The thought of pumping at work can be slightly daunting for new moms. Beyond just the logistics of assembling all of those pump parts and finding time in between conference calls and meetings to pump, there's the stress of simply doing it. Where will I pump? Will my boss give me a hard time? Will my co-workers cause a scene? Before you get too stressed, it's important to know your pumping rights at work. Being armed with a little legal knowledge and feeling confident will really help you be successful at pumping at work.
Before delving into the rights, the benefits of breastfeeding cannot (and should not) be ignored. No one is saying breast milk is the only way to feed a baby, as there are plenty of valid reasons why someone would choose a different mode of nourishment. But breastmilk remains the gold standard if physically and emotionally available to the mother. According to Web MD, breast milk is the perfect mix of vitamins, protein, and fat made into an easily digestible form for your baby. Babies who breastfeed are reportedly less prone to asthma, allergies, ear infections, and diarrhea. And the big bonus: breast milk is free. Considering the huge benefits of breast milk and the fact that more than half of the workforce is now women, according to the Department of Labor, it's no wonder lawmakers secured some rights for working mothers.

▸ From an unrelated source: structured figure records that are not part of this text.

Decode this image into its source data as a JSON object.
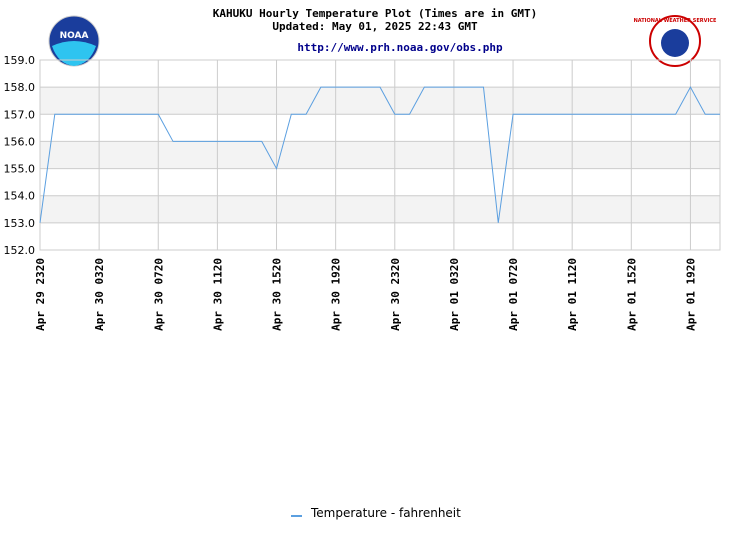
{
  "chart_data": {
    "type": "line",
    "title": "KAHUKU Hourly Temperature Plot (Times are in GMT)",
    "subtitle": "Updated: May 01, 2025 22:43 GMT",
    "url": "http://www.prh.noaa.gov/obs.php",
    "logos": {
      "left": "NOAA",
      "right": "NATIONAL WEATHER SERVICE"
    },
    "categories": [
      "Apr 29 2320",
      null,
      null,
      null,
      "Apr 30 0320",
      null,
      null,
      null,
      "Apr 30 0720",
      null,
      null,
      null,
      "Apr 30 1120",
      null,
      null,
      null,
      "Apr 30 1520",
      null,
      null,
      null,
      "Apr 30 1920",
      null,
      null,
      null,
      "Apr 30 2320",
      null,
      null,
      null,
      "Apr 01 0320",
      null,
      null,
      null,
      "Apr 01 0720",
      null,
      null,
      null,
      "Apr 01 1120",
      null,
      null,
      null,
      "Apr 01 1520",
      null,
      null,
      null,
      "Apr 01 1920",
      null,
      null
    ],
    "series": [
      {
        "name": "Temperature - fahrenheit",
        "color": "#5b9fe0",
        "values": [
          153,
          157,
          157,
          157,
          157,
          157,
          157,
          157,
          157,
          156,
          156,
          156,
          156,
          156,
          156,
          156,
          155,
          157,
          157,
          158,
          158,
          158,
          158,
          158,
          157,
          157,
          158,
          158,
          158,
          158,
          158,
          153,
          157,
          157,
          157,
          157,
          157,
          157,
          157,
          157,
          157,
          157,
          157,
          157,
          158,
          157,
          157
        ]
      }
    ],
    "ylim": [
      152,
      159
    ],
    "yticks": [
      {
        "value": 152,
        "label": "152.0"
      },
      {
        "value": 153,
        "label": "153.0"
      },
      {
        "value": 154,
        "label": "154.0"
      },
      {
        "value": 155,
        "label": "155.0"
      },
      {
        "value": 156,
        "label": "156.0"
      },
      {
        "value": 157,
        "label": "157.0"
      },
      {
        "value": 158,
        "label": "158.0"
      },
      {
        "value": 159,
        "label": "159.0"
      }
    ],
    "grid": true,
    "legend": "bottom"
  }
}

Admittedly, the guidelines aren't perfect, but they're a good start. As part of the Affordable Care Act (ACA) enacted by President Obama, many breastfeeding employees are provided rights and protected by law, according to the National Conference of State Legislatures (NCSL). In a nutshell, the law was created so that breastfeeding women would be supported in the workplace. In a perfect world employers would follow the law and be accommodating, but sometimes they aren't. Here are five pumping rights all breastfeeding moms who work outside of the home should know about.
1You Get Break Time To Pump
"The Affordable Care Act does require that employers provide their employees who are nursing parents with 'reasonable' break time for expressing milk (pumping or manual expression)," Ruth Castillo, a doula at Salty Mama Doula & Family Services, tells Romper. The word "reasonable" is up for interpretation and differs for every mother because every baby and every mother have different needs. Furthermore, this break time can be used to find a suitable pumping space, gather your supplies, clean them, and return to your workspace, according to Kelly Mom.
To be clear, the law requires you get break time, but it doesn't require you to get paid during this time. You will be paid in your usual way.
2You Get A Private Space
You do not have to pump in the bathroom, unless you prefer to. Under ACA, employers are required to provide a place that's private and that no one (including fellow employees) can see inside, as explained by the aforementioned Kelly Mom post. Employers don't have to make a designated place or room for breastfeeding or lactating moms, but they are required to have a space available to you each time you need it. As long as they do that, they're meeting the requirements.
As an added personal note, I'd request that the space provided for you be safe and clean as well (not a packed, dirty supply closet or something).
3You Can Store Your Pumped Milk At Your Office
This isn't part of the ACA law language, but many states have individual laws and ordinances to support breastfeeding mothers which include language about milk storage, as explained on the NCSL website. If you need to store your breast milk during the work day, it's generally believed that you're within your right and totally allowed to put it in a personal cooler or an office refrigerator.
You do whatever is more comfortable for you and no one (including co-workers) should be stopping you. If you want to know the specific rights for your state or city in regards to storage, you can contact your local maternity care coalition or equivalent organization.
4You Can File A Complaint
"Parents have to remember to speak up for their right as expressing breast milk isn't just about feeding their infants," Castillo says, "not expressing or breastfeeding regularly can cause complications such as low supply, clogged ducts and mastitis, a serious infection of the breast tissue."
She added that parents who are fired or discriminated against because of taking break time for expressing milk, can file a complaint with the Department of Labor's Wage and Hour Division.
5You Don't Have To Quit Your Job
If you feel like you're being discriminated against or forced out of your job because of pumping, you don't have to quit. Regardless of what your employer says. Even if your employers are making it hard on you and giving you ultimatums, you're allowed to stand your ground. Hopefully, a reasonable compromise can be met through working with your human resources department.
If your HR can't or won't help, litigation might be a necessary course of action, but again you don't have to quit during this time. In fact, according to a HuffPost article, it's better to be fired in these situations than quit on your own accord. Parents are encouraged to stay in their jobs if possible, especially if they are seeking legal recourse.
Although the ACA policies have been criticized for leaving many breastfeeding mothers out (companies with under 50 employees don't have to comply), they're getting employers headed in an encouraging direction. Supporting mothers and breastfeeding mothers in the workplace is important for our country and our world. It will be crucial for parents to stay abreast (pun intended) of these rights, in case they ever need to use them to stand their ground when it comes to pumping in the workplace.